MoMusings

The morning started off with a bang, was it an Atak or were we all MyDoomed again?

Sitting in my mailbox malware folder what do I find but a new piece of malware. So I start to prod it and poke it, scan it, decode it, unzip the attached zip and get a CRC error, very odd!

Thirteen scanners later, and only one detects anything nasty in the file….stranger and stranger.

So is it a corrupted sample or something new?

All will be revealed below:

Here’s an example e-mail:

< -- start of example e-mail -- >

Return-path:
Received: from xxxx.xx (210.xxx.xxx.xx) by arachnid.homeip.net (Mercury/32
v4.01a) with ESMTP ID MG005D88;
3 Dec 2004 11:51:33 -0000
From: xxxxx@xxxxxx.xx
To: martin@xxxxxx.com
Subject: It’s begin here!
MIME-Version: 1.0
Content-Type: multipart/mixed;
boundary=”—-=_3317″
X-Priority: 1
X-MSMail-Priority: High
X-Text-Classification: malware
X-Recipient:
Status: RO
X-Status: R
X-KMail-EncryptionState: N
X-KMail-SignatureState: N
X-KMail-MDN-Sent:

This is a multi-part message in MIME format.

——=_3317
Content-Type: text/plain;
charset=”Windows-1252″
Content-Transfer-Encoding: 7bit

Hello mssupport

Your request has been accepted.
Your account info:

>> Email:
>> Password: 1c82

Visit our website to get more info at: http://www.microsoft.com

NOTE: All your account information has been attached as file and ready to be
printed.

——=_3317
Content-Type: application/octet-stream;
name=”oowqw.zip”
Content-Transfer-Encoding: base64
Content-Disposition: attachment;
filename=”oowqw.zip”

< -- MIME encoded worm body snipped for safety -->
< -- end of example e-mail -->

Here’s the other body text I’ve seen:

< -- start of example e-mail -->
Hello mmay

Your request has been accepted.
Your account info:

>> Email:
>> Password: 2555

Visit our website to get more info at: http://www.dnaco.net

NOTE: All your account information has been attached as file and ready to be
printed.
< -- end of example e-mail -->

Attachment name so far seen:
xqibqko.zip
aykn.zip
oowqw.zip

Zip files sizes vary, but so far are between 12,153 to 12,343 bytes

The samples binary when extracted from its .ZIP container seems to be
static (however all extracts report CRC errors in the samples I have so far,
this could be a red herring, or error on the part of the malware author?),
details below:

MD5: b594fc33348c631b69471afa7d2f24c3
FileSize: 12,037 bytes

Samples have been sent to the vendors.

This data has come back from Norman, results of testing it in their sandbox
(which seems to clearly show that it works):

00:03 | q:\aykn..exe - infected with unknown worm - W32/EMailWorm

[ General information ]
* File length: 12037 bytes.
* Total emulation cycles required: 13651752.

[ Changes to filesystem ]
* Creates file C:\WINDOWS\SYSTEM\a1g.exe.
* Creates file C:\WINDOWS\TEMP\tmp0919.tmp.
* Deletes file C:\WINDOWS\TEMP\tmp0919.tmp.
* Creates file C:\WINDOWS\TEMP\tmp0909.tmp.
* Creates file C:\WINDOWS\TEMP\tmp0918.tmp.
* Deletes file C:\WINDOWS\TEMP\tmp0909.tmp.

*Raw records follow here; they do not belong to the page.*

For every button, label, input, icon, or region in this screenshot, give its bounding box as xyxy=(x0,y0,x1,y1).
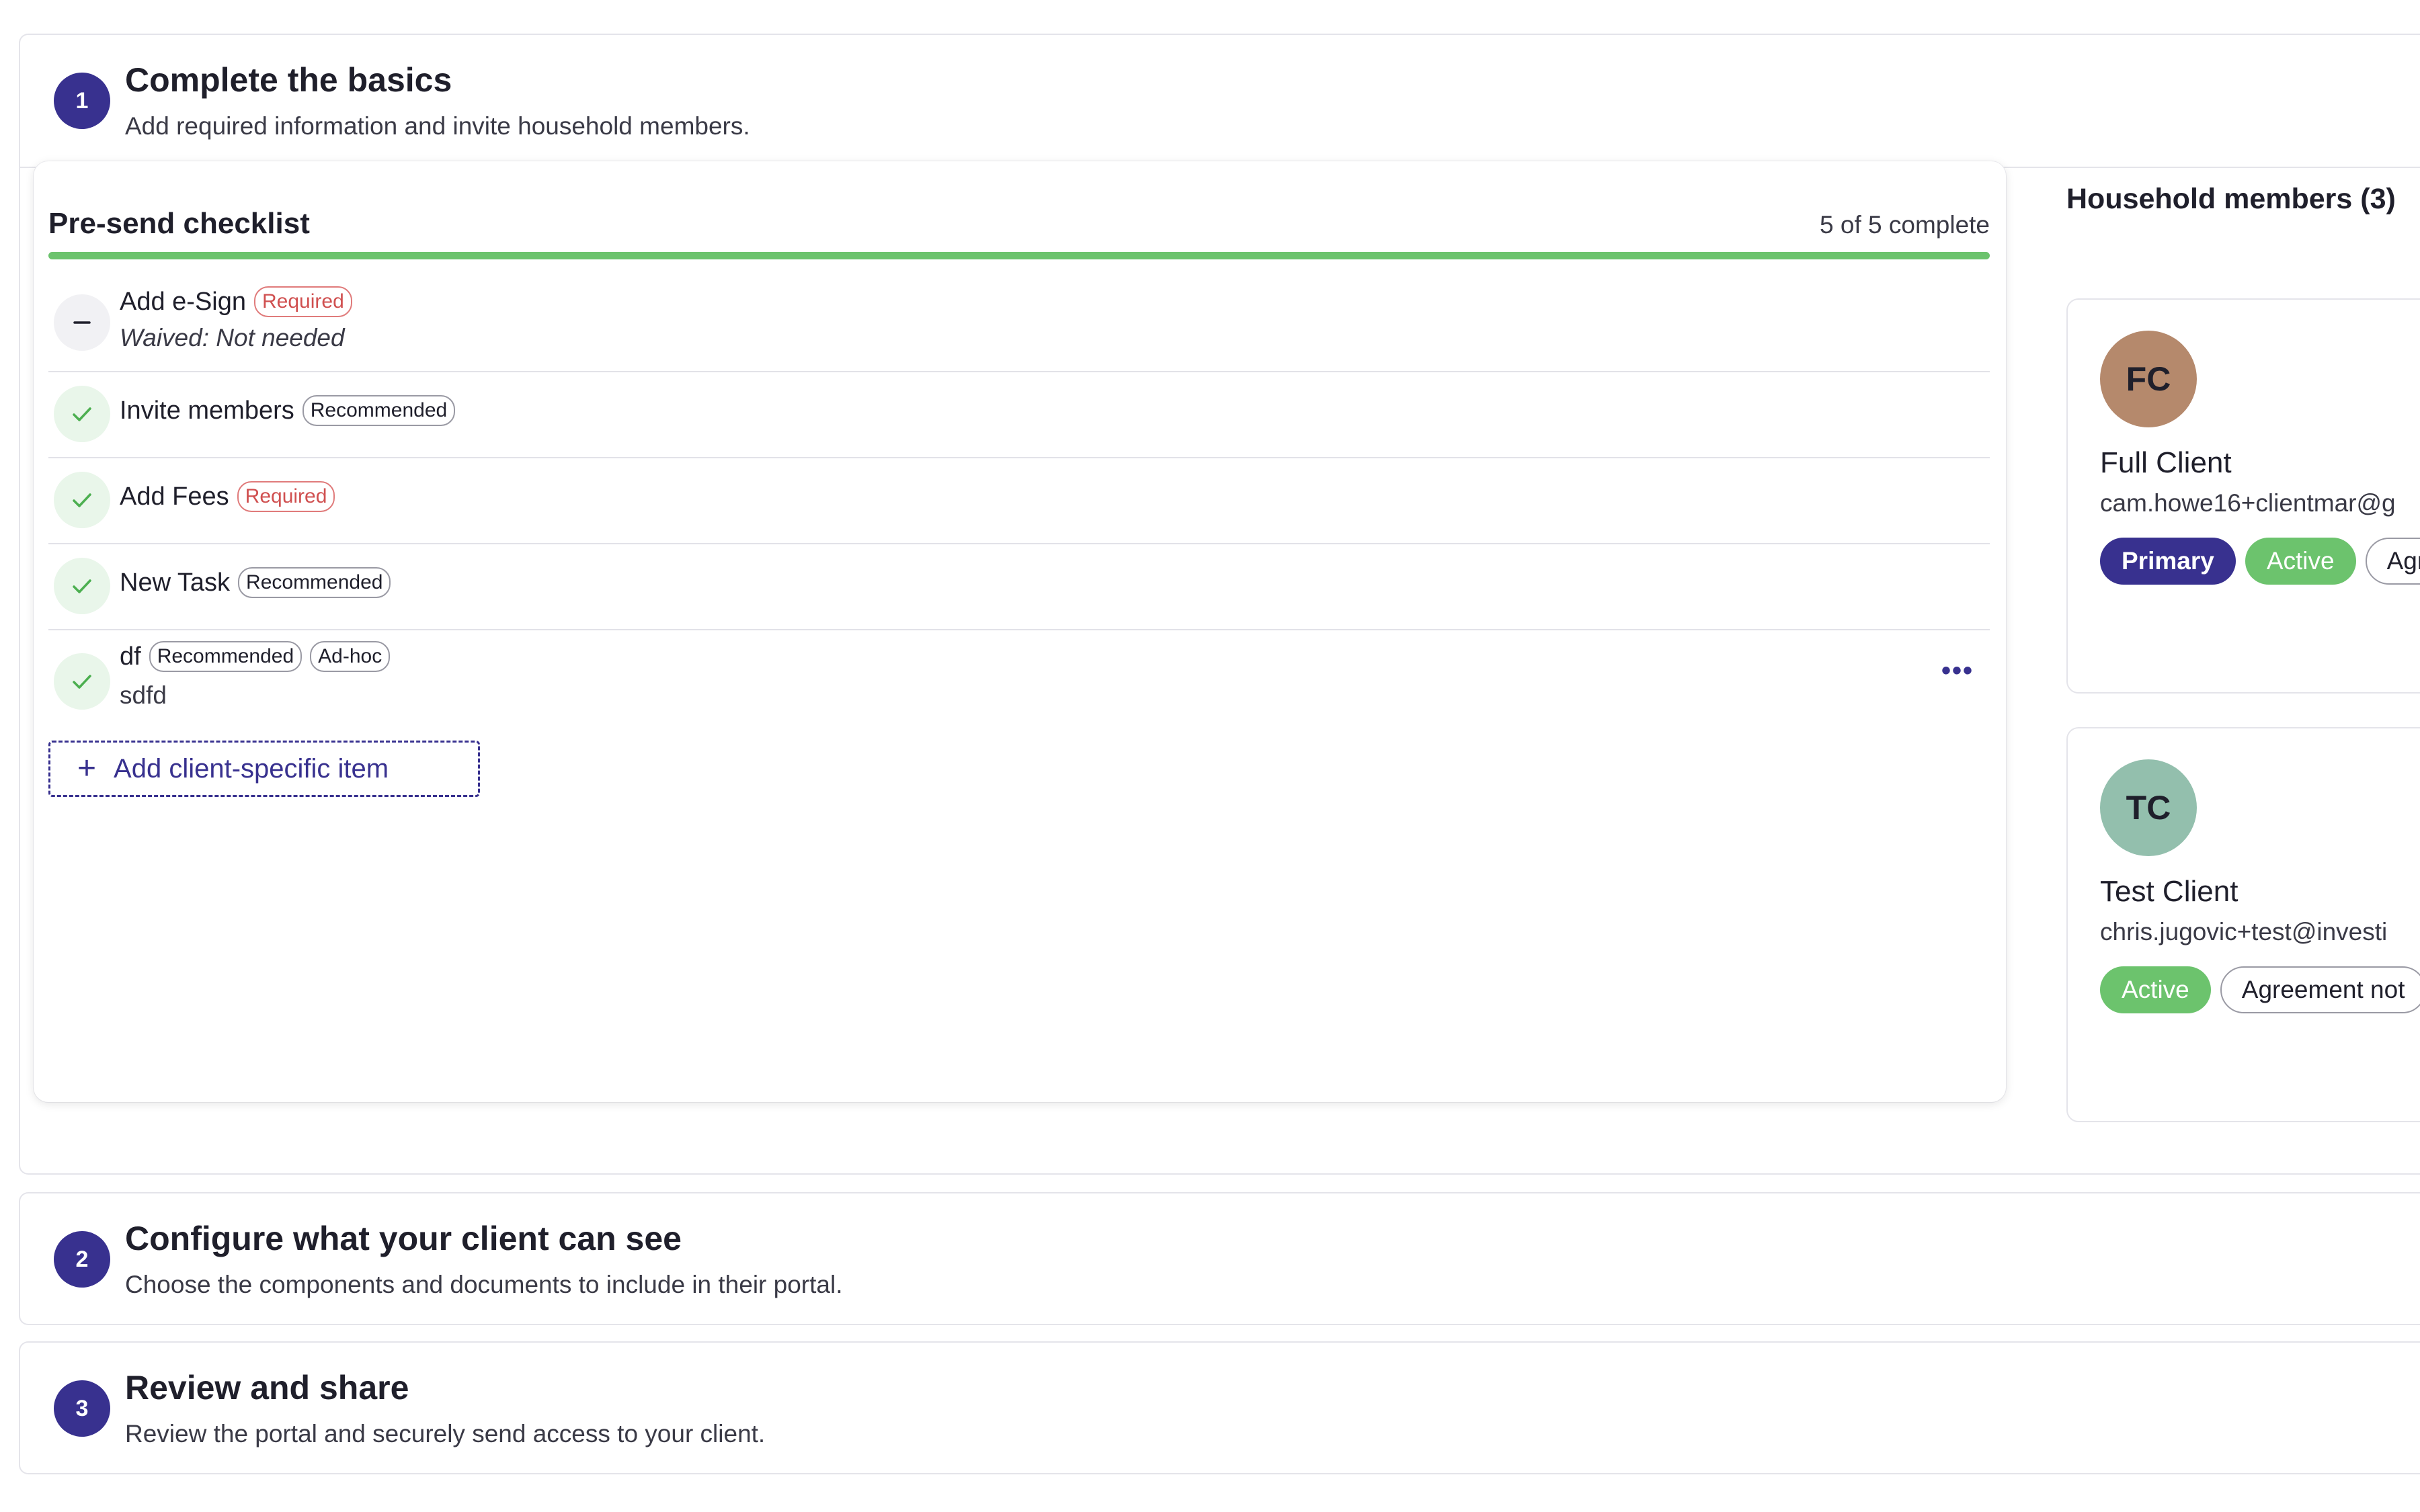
checklist-item-label-row: Invite members Recommended xyxy=(120,395,463,426)
agreement-badge: Agr xyxy=(2365,538,2420,585)
checklist-item-waived-note: Waived: Not needed xyxy=(120,324,345,351)
step-header[interactable]: 1 Complete the basics Add required infor… xyxy=(20,35,2420,168)
checklist-item-label: Invite members xyxy=(120,396,294,425)
checklist-item-label-row: Add e-Sign Required xyxy=(120,286,360,317)
household-members-title: Household members (3) xyxy=(2066,183,2396,215)
agreement-badge: Agreement not xyxy=(2220,966,2420,1013)
check-icon xyxy=(54,472,110,528)
pre-send-checklist-card: Pre-send checklist 5 of 5 complete Add e… xyxy=(34,161,2006,1102)
minus-icon xyxy=(54,294,110,351)
required-badge: Required xyxy=(237,481,335,512)
checklist-item-new-task[interactable]: New Task Recommended xyxy=(48,543,1990,630)
recommended-badge: Recommended xyxy=(238,567,391,598)
check-icon xyxy=(54,653,110,710)
checklist-item-add-fees[interactable]: Add Fees Required xyxy=(48,457,1990,544)
member-status-chips: Primary Active Agr xyxy=(2100,538,2420,585)
step-configure-visibility[interactable]: 2 Configure what your client can see Cho… xyxy=(19,1192,2420,1325)
checklist-progress-bar xyxy=(48,252,1990,259)
active-badge: Active xyxy=(2245,538,2356,585)
checklist-item-df[interactable]: df Recommended Ad-hoc sdfd ••• xyxy=(48,629,1990,724)
step-review-share[interactable]: 3 Review and share Review the portal and… xyxy=(19,1341,2420,1474)
recommended-badge: Recommended xyxy=(302,395,456,426)
member-card[interactable]: TC Test Client chris.jugovic+test@invest… xyxy=(2066,727,2420,1122)
checklist-item-add-esign[interactable]: Add e-Sign Required Waived: Not needed xyxy=(48,277,1990,372)
checklist-item-label: df xyxy=(120,642,141,671)
active-badge: Active xyxy=(2100,966,2211,1013)
member-email: chris.jugovic+test@investi xyxy=(2100,918,2388,946)
add-item-label: Add client-specific item xyxy=(114,753,389,784)
checklist-progress-fill xyxy=(48,252,1990,259)
more-options-icon[interactable]: ••• xyxy=(1941,656,1974,686)
plus-icon: + xyxy=(77,751,97,786)
recommended-badge: Recommended xyxy=(149,641,302,672)
check-icon xyxy=(54,386,110,442)
checklist-status: 5 of 5 complete xyxy=(1820,211,1990,239)
step-number: 1 xyxy=(54,73,110,129)
checklist-title: Pre-send checklist xyxy=(48,207,310,240)
member-status-chips: Active Agreement not xyxy=(2100,966,2420,1013)
checklist-item-label: Add e-Sign xyxy=(120,287,247,316)
step-number: 3 xyxy=(54,1380,110,1437)
ad-hoc-badge: Ad-hoc xyxy=(310,641,391,672)
member-card[interactable]: FC Full Client cam.howe16+clientmar@g Pr… xyxy=(2066,298,2420,694)
step-title: Configure what your client can see xyxy=(125,1220,682,1257)
checklist-item-label-row: Add Fees Required xyxy=(120,481,343,512)
checklist-item-description: sdfd xyxy=(120,681,167,709)
step-header[interactable]: 2 Configure what your client can see Cho… xyxy=(20,1193,2420,1325)
step-title: Complete the basics xyxy=(125,61,452,99)
member-email: cam.howe16+clientmar@g xyxy=(2100,489,2396,517)
step-number: 2 xyxy=(54,1231,110,1288)
checklist-item-label-row: New Task Recommended xyxy=(120,567,399,598)
check-icon xyxy=(54,558,110,614)
step-subtitle: Review the portal and securely send acce… xyxy=(125,1420,766,1447)
checklist-item-label: New Task xyxy=(120,568,231,597)
step-subtitle: Add required information and invite hous… xyxy=(125,112,750,140)
step-header[interactable]: 3 Review and share Review the portal and… xyxy=(20,1343,2420,1474)
member-name: Full Client xyxy=(2100,446,2232,479)
checklist-item-invite-members[interactable]: Invite members Recommended xyxy=(48,371,1990,458)
checklist-item-label-row: df Recommended Ad-hoc xyxy=(120,641,398,672)
checklist-item-label: Add Fees xyxy=(120,482,229,511)
primary-badge: Primary xyxy=(2100,538,2236,585)
add-client-specific-item-button[interactable]: + Add client-specific item xyxy=(48,741,480,797)
required-badge: Required xyxy=(254,286,352,317)
member-name: Test Client xyxy=(2100,875,2238,908)
step-title: Review and share xyxy=(125,1369,409,1406)
avatar: TC xyxy=(2100,759,2197,856)
avatar: FC xyxy=(2100,331,2197,427)
step-subtitle: Choose the components and documents to i… xyxy=(125,1271,843,1298)
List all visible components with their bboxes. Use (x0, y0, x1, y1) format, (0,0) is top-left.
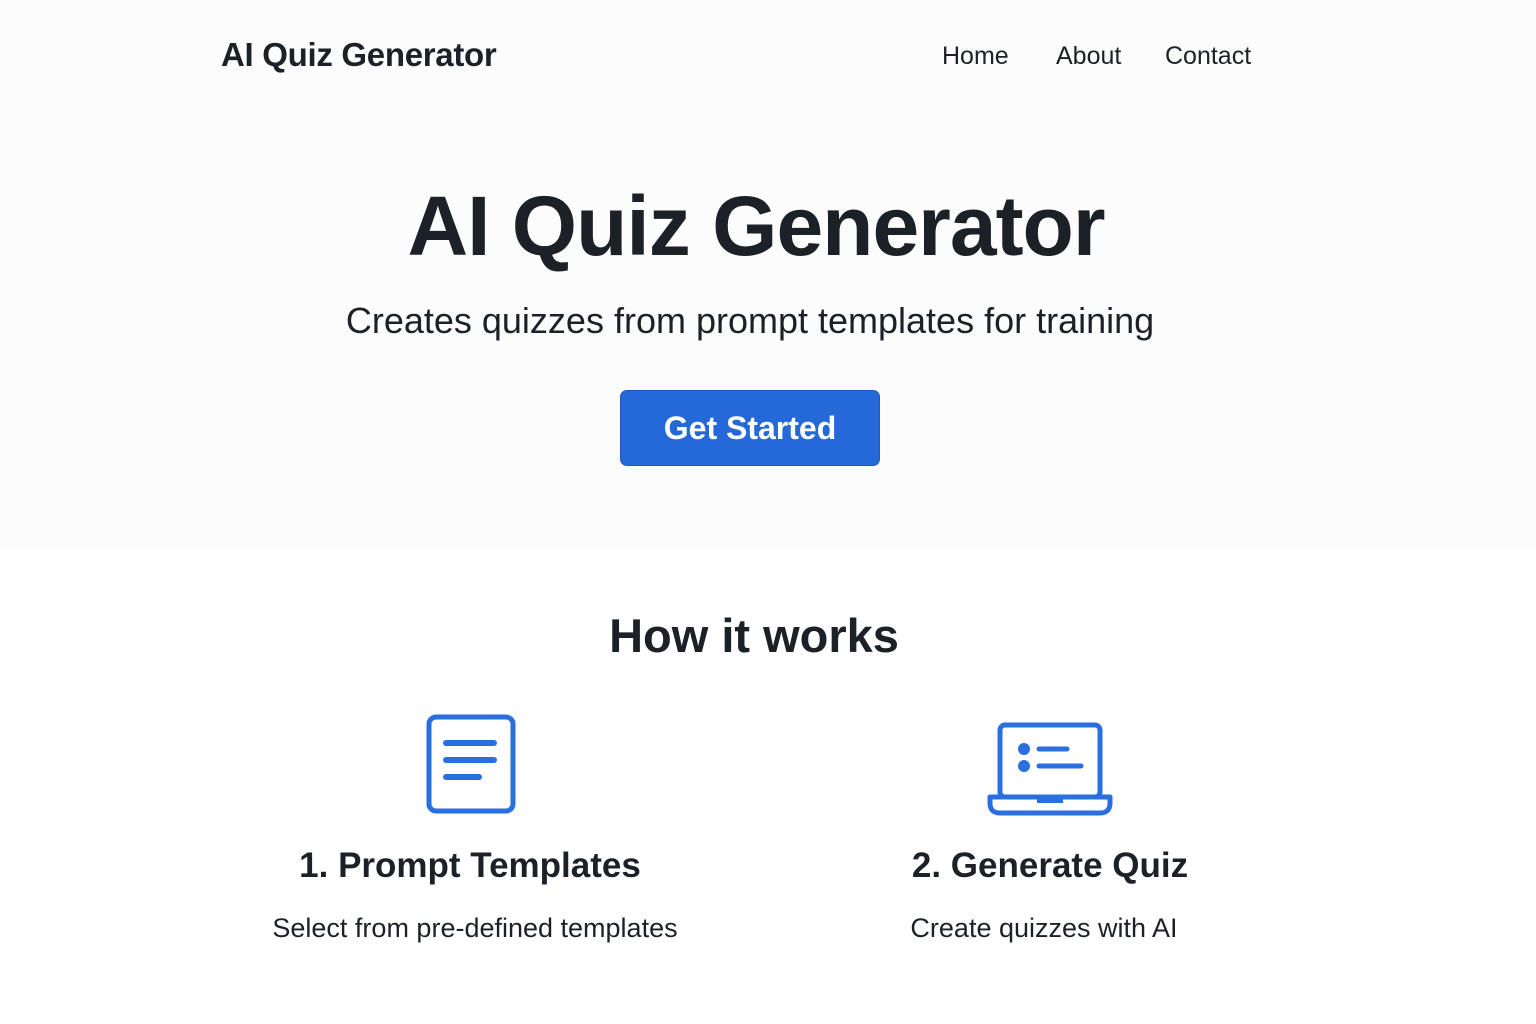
get-started-button[interactable]: Get Started (620, 390, 880, 466)
document-icon (424, 700, 518, 823)
feature-card-generate-quiz: 2. Generate Quiz Create quizzes with AI (830, 700, 1270, 980)
feature-description: Create quizzes with AI (910, 913, 1178, 943)
hero-subtitle: Creates quizzes from prompt templates fo… (345, 300, 1155, 341)
laptop-list-icon (985, 700, 1115, 823)
feature-title: 2. Generate Quiz (911, 846, 1189, 885)
nav-link-about[interactable]: About (1056, 42, 1121, 71)
landing-page: AI Quiz Generator Home About Contact AI … (0, 0, 1536, 1024)
feature-card-prompt-templates: 1. Prompt Templates Select from pre-defi… (240, 700, 710, 980)
section-title: How it works (609, 609, 899, 662)
feature-title: 1. Prompt Templates (299, 846, 641, 885)
nav-link-contact[interactable]: Contact (1165, 42, 1251, 71)
hero-title: AI Quiz Generator (407, 179, 1105, 273)
navbar: AI Quiz Generator Home About Contact (0, 0, 1536, 112)
feature-description: Select from pre-defined templates (272, 913, 678, 943)
nav-link-home[interactable]: Home (942, 42, 1009, 71)
nav-links: Home About Contact (0, 42, 1536, 74)
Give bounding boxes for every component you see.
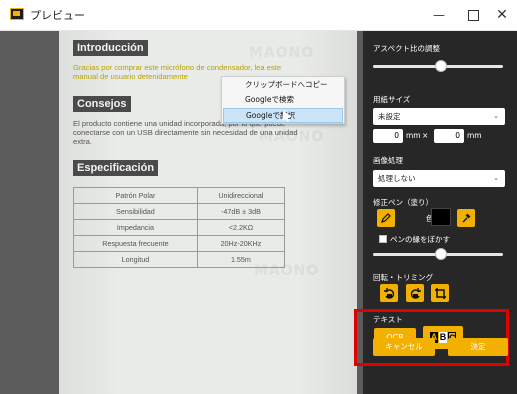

[ Changes to system settings ]
* Modifies profile key “load”=”C:\WINDOWS\SYSTEM\a1g.exe” in section
[windows] of file win.ini.

[ Network services ]
* Looks for an Internet connection.
* Connects to “CONFIGURED_DNS” on port 53 (UDP).
* Connects to “mailin-02.mx.manpower.no” on port 25 (TCP).
* **Connects SMTP server.

[ Network ]
* **Uses IPHLPAPI services.

[ Spreading through EMail ]
* To :
.
* From : ritasvee@online.no.
* Subject: It’s begin here!.
* Mass-mailer; spreads through SMTP.

[ Process/window information ]
* Creates a mutex mtxSSS.

Update:

McAfee has released a description and specific detection of this as
W32/Atak.d@MM Description can be found here

Kaspersky have added detection of this as Email-Worm.Win32.MyDoom.ad

Panda have just informed me that they are also calling is Atak.d

SOPHOS has now joined the Atak.d camp and F-Secure have also confirmed it is a member of the Atak family and Symantec have just informed me that they are classifying it as W32/Atak.B@mm, so Kaspersky I think a name-change is in order, don’t you?

The bad ‘CRC’ error which I noted in my original analysis is actually a ploy used by this worm to try and stop common decompression tools from opening it, thus stopping it from being scanned…..interesting trick!